確定心は五門から入った情報を確定させるはたらきがあり、五門引転心から確定心まではワンセットなのです。
ですから、確定心が生まれないという事は、五識(眼識、耳識、鼻識、舌識、身識)も生まれず、全く所縁を認識できないという事になります。
このときの流れを極小所縁路といいます。
例えば、眼識が生まれる際に必要な条件は
- 眼
- 色所縁(物質)
- 光
- 作意
これらの条件のどれかが欠ければ欠けるほど、眼が物質を認識するのが遅れるわけですね。
そして、あまり眼の認識が遅れると、眼が物質を認識する前に、物質の寿命が尽きて、全く認識できないまま終わってしまうのが、この極小所縁路です。
これを踏まえて胎児の例があります。
胎児は、胎内にいるときすでに眼がある程度でき上がりますが、胎内に光がないので、胎児は眼門路が生まれません。(つまり、極小所縁路が生まれていることになります。)
また、胎児は鼻で呼吸しないことから、香所縁が鼻に触れる事はありません。

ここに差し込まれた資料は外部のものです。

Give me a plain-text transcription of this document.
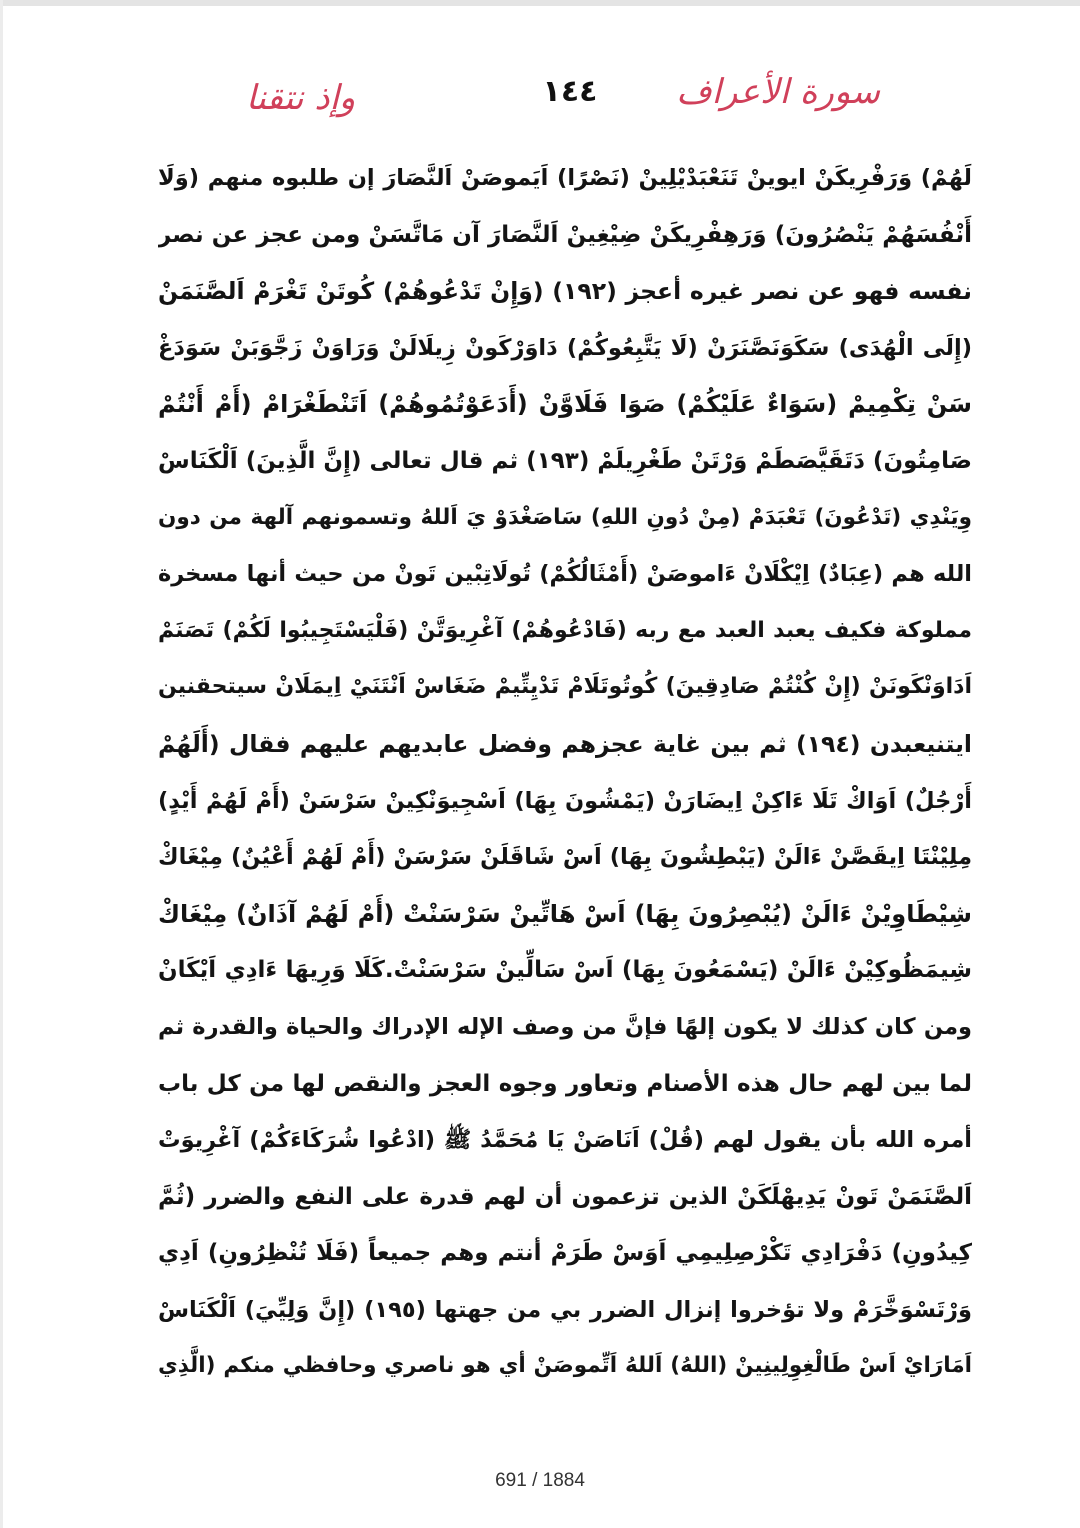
سورة الأعراف
١٤٤
وإذ نتقنا
لَهُمْ) وَرَفْرِيكَنْ ايوينْ تَنَعْبَدْيْلِينْ (نَصْرًا) اَيَموصَنْ اَلنَّصَارَ إن طلبوه منهم (وَلَا
أَنْفُسَهُمْ يَنْصُرُونَ) وَرَهِفْرِيكَنْ ضِيْغِينْ اَلنَّصَارَ آن مَاتَّسَنْ ومن عجز عن نصر
نفسه فهو عن نصر غيره أعجز (١٩٢) (وَإِنْ تَدْعُوهُمْ) كُوتَنْ تَغْرَمْ اَلصَّنَمَنْ
(إِلَى الْهُدَى) سَكَوَنَصَّنَرَنْ (لَا يَتَّبِعُوكُمْ) دَاوَرْكَونْ زِيلَالَنْ وَرَاوَنْ زَجَّوَبَنْ سَوَدَغْ
سَنْ تِكْمِيمْ (سَوَاءٌ عَلَيْكُمْ) صَوَا فَلَاوَّنْ (أَدَعَوْتُمُوهُمْ) اَتَنْطَغْرَامْ (أَمْ أَنْتُمْ
صَامِتُونَ) دَتَقَيَّصَطَمْ وَرْتَنْ طَغْرِيلَمْ (١٩٣) ثم قال تعالى (إِنَّ الَّذِينَ) اَلْكَنَاسْ
وِيَنْدِي (تَدْعُونَ) تَعْبَدَمْ (مِنْ دُونِ اللهِ) سَاصَغْدَوْ يَ اَللهُ وتسمونهم آلهة من دون
الله هم (عِبَادٌ) اِيْكْلَانْ ءَاموصَنْ (أَمْثَالُكُمْ) تُولَاتِبْين تَونْ من حيث أنها مسخرة
مملوكة فكيف يعبد العبد مع ربه (فَادْعُوهُمْ) آغْرِيوَتَّنْ (فَلْيَسْتَجِيبُوا لَكُمْ) تَصَنَمْ
اَدَاوَنْكَونَنْ (إِنْ كُنْتُمْ صَادِقِينَ) كُوتُوتَلَامْ تَدْيِتِّيمْ ضَغَاسْ اَنْتَنَيْ اِيمَلَانْ سيتحقنين
ايتنيعبدن (١٩٤) ثم بين غاية عجزهم وفضل عابديهم عليهم فقال (أَلَهُمْ
أَرْجُلٌ) اَوَاكْ تَلَا ءَاكِنْ اِيضَارَنْ (يَمْشُونَ بِهَا) اَسْجِيوَنْكِينْ سَرْسَنْ (أَمْ لَهُمْ أَيْدٍ)
مِلِيْنْتَا اِيقَصَّنْ ءَالَنْ (يَبْطِشُونَ بِهَا) اَسْ شَاقَلَنْ سَرْسَنْ (أَمْ لَهُمْ أَعْيُنٌ) مِيْغَاكْ
شِيْطَاوِيْنْ ءَالَنْ (يُبْصِرُونَ بِهَا) اَسْ هَاتِّينْ سَرْسَنْتْ (أَمْ لَهُمْ آذَانٌ) مِيْغَاكْ
شِيمَظُوكِيْنْ ءَالَنْ (يَسْمَعُونَ بِهَا) اَسْ سَالِّينْ سَرْسَنْتْ.كَلَا وَرِيهَا ءَادِي اَيْكَانْ
ومن كان كذلك لا يكون إلهًا فإنَّ من وصف الإله الإدراك والحياة والقدرة ثم
لما بين لهم حال هذه الأصنام وتعاور وجوه العجز والنقص لها من كل باب
أمره الله بأن يقول لهم (قُلْ) اَنَاصَنْ يَا مُحَمَّدُ ﷺ (ادْعُوا شُرَكَاءَكُمْ) آغْرِيوَتْ
اَلصَّنَمَنْ تَونْ يَدِيهْلَكَنْ الذين تزعمون أن لهم قدرة على النفع والضرر (ثُمَّ
كِيدُونِ) دَفْرَادِي تَكْرْصِلِيمِي اَوَسْ طَرَمْ أنتم وهم جميعاً (فَلَا تُنْظِرُونِ) اَدِي
وَرْتَسْوَخَّرَمْ ولا تؤخروا إنزال الضرر بي من جهتها (١٩٥) (إِنَّ وَلِيِّيَ) اَلْكَنَاسْ
اَمَارَايْ اَسْ طَالْغِوِلِينِينْ (اللهُ) اَللهُ اَتِّموصَنْ أي هو ناصري وحافظي منكم (الَّذِي
691 / 1884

(つまり、極小所縁路が生まれていることになります。)
第一極小所縁路

第六小所縁路のときより、さらに所縁の認識が1心刹那遅れた場合、極小所縁路となり確定心が生まれません。
確定心が生まれないということは五門路が生じないことになり、所縁を認識できないことになります。
有分心が微妙に所縁に反応して、有分動揺が2心刹那生まれますが、その後はすぐに有分心にもどります。
第二極小所縁路

第二極小所縁路は、第一のときよりもさらに1心刹那反応が遅れた場合の心の流れです。
第三極小所縁路

第三極小所縁路は、第二のときよりもさらに1心刹那反応が遅れた場合の心の流れです。
第四極小所縁路

第四極小所縁路は、第三のときよりもさらに1心刹那反応が遅れた場合の心の流れです。
第五極小所縁路

第五極小所縁路は、第四のときよりもさらに1心刹那反応が遅れた場合の心の流れです。
第六極小所縁路

第六極小所縁路は、第五のときよりもさらに1心刹那反応が遅れた場合の心の流れです。
これよりも有分心が所縁を捉えるのが遅れる場合、有分動揺すらも生じることができず、まったく所縁に反応できない状態になります。